Some might say Project ROSE is harmless. After all, those eligible for diversion can have their charges dropped if they're among the 30 percent who manage to complete the program. But many of the hundreds arrested in Project ROSE's raids are not eligible, either because cops find drugs or weapons on them or because they've been charged with prositution before.
"All persons found to be participating in prostitution activity are breaking the law, regardless of motive," says the fact sheet Project ROSE gives the media. Those not eligible are criminals. Their freedom is a small price to pay for forcing others into a program that might remove them from "the life."
To effect this rescue, Project ROSE offers a buffet of services, including emergency housing, detox, and counseling. All these services are available without being arrested, Jaclyn Dairman, an activist with SWOP-Phoenix, told me.
But at ROSE's heart is DIGNITY Diversion, 36 hours of classroom time run by Catholic Charities.
Catholic Charities' website boasts a photo of a white girl, a tear running down her cheek. Who could resist opening their wallets before such innocence destroyed? Catholic Charities offers walking tours of the sketchy parts of town. Tender-hearted folk can gawk at sex workers. These excursions are like the slum tours beloved by Victorians. Popular enough in the 1890s to be listed in guidebooks, these tours of impoverished London neighborhoods gave a philanthropic gloss to the thrill of mingling with the poor in brothels, bars, and boarding houses.

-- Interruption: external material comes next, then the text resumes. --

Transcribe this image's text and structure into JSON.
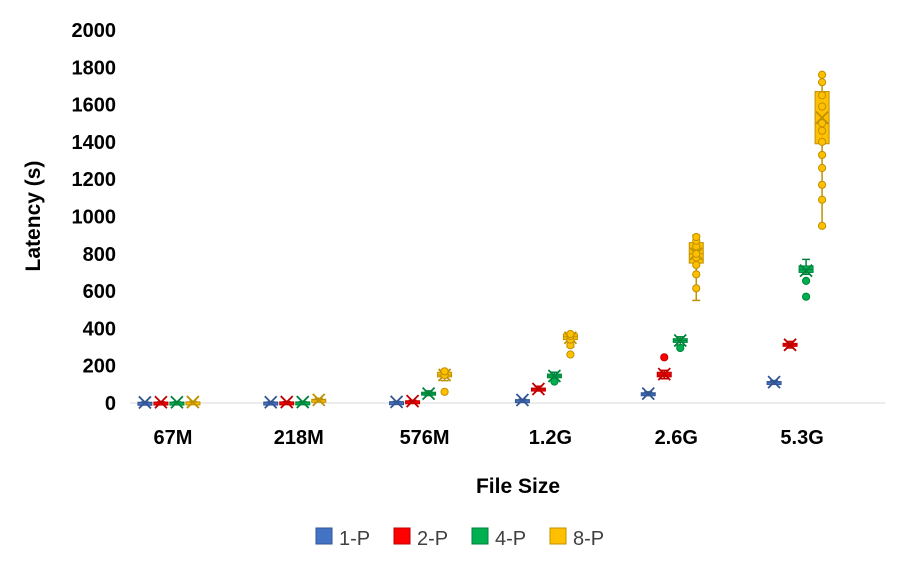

Then and now, participants got the self-satisfaction of pity mixed with the frisson of proximity to vice.
This cocktail may be why sex trafficking, as opposed to trafficking in maids or construction workers or farm labor, is always a fashionable cause.
Monica is a graduate of DIGNITY Diversion. Forced into this program by another prostitution arrest, Monica sat in a classroom from 8 AM to 4 PM, without food, while vice cops described girls overdosing on heroin. Jail was held over the heads of attendees until they finished the program, though many were going broke from their loss of sex-work income. Monica described the class as having the religious overtones of an Alcoholics Anonymous meeting. In keeping with the program's Catholicism, no condoms were provided. Neither was child care.

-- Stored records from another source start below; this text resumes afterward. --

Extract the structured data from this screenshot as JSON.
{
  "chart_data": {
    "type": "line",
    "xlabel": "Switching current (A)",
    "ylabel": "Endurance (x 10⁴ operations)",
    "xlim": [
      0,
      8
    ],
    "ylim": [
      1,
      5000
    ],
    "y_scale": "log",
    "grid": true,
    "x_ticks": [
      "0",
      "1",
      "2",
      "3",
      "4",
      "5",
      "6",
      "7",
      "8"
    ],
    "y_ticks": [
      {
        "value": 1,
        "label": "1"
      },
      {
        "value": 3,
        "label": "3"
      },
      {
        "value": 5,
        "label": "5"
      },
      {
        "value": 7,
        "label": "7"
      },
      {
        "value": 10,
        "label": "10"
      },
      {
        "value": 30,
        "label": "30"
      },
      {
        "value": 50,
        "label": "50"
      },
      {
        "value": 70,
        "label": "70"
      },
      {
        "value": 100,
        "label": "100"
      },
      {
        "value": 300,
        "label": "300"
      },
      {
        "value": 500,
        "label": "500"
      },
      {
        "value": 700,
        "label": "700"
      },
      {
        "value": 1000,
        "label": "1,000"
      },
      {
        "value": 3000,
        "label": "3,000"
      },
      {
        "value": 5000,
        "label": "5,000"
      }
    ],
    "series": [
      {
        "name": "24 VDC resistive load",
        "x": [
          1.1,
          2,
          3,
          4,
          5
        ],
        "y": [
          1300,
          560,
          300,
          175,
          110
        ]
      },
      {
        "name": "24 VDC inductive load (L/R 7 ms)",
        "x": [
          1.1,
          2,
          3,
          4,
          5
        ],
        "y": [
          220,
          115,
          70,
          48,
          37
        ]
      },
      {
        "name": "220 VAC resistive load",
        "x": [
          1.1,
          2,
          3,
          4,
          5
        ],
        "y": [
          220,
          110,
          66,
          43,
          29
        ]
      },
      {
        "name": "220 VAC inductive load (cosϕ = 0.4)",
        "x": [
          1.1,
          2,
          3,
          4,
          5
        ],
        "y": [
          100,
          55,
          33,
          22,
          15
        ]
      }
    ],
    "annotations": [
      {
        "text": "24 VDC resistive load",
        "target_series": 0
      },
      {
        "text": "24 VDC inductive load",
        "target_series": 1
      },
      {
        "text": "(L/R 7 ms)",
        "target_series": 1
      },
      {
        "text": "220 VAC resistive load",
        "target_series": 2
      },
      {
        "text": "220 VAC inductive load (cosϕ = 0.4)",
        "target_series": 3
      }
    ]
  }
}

"I wasn't ashamed about being a sex worker. I kept bringing this up during the diversion program," Monica told me. "Girls would ask me why I didn't feel this way. Well, 'cause I don't. I have the right to my own body."
Catholic Charities requested that Monica leave early, fearing her influence on others.
Monica's trial is in March. The prisons she may be sentenced to are brutal. Arizona is the home of the notorious Tent City, an outdoor complex of bunks and razor wire, where prisoners' shoes melt from the relentless heat.
In 2009, Marcia Powell, a sex worker serving two years for agreeing to a $20 blowjob, was left in an open cage in the maximum-security yard of Perryville Prison Complex for four hours. Guards ignored her pleas for water. Under the pitiless sun, her organs failed her. Her corpse was covered with burns.
No guard has ever been charged for Marcia Powell's death.
"There is no gray. It's illegal behavior," Dominique Roe-Sepowtitz said, speaking about prostitution to Al Jazeera.
Like Catholic Charities' hooker tours, her attitude is Victorian. To those like Roe-Sepowitz, there are God's poor and the Devil's poor. There are victims Project ROSE can save, and there are repeat offenders, unrepentant whores. They can be locked in cages and dismissed.
When the police brought Monica to the Bethany Baptist Church, she saw Dominique Roe-Sepowitz. "She refused to talk to me," Monica said. "She wanted nothing to do with me."
Why would she? It's easier to speak for people if you pretend they have no voice.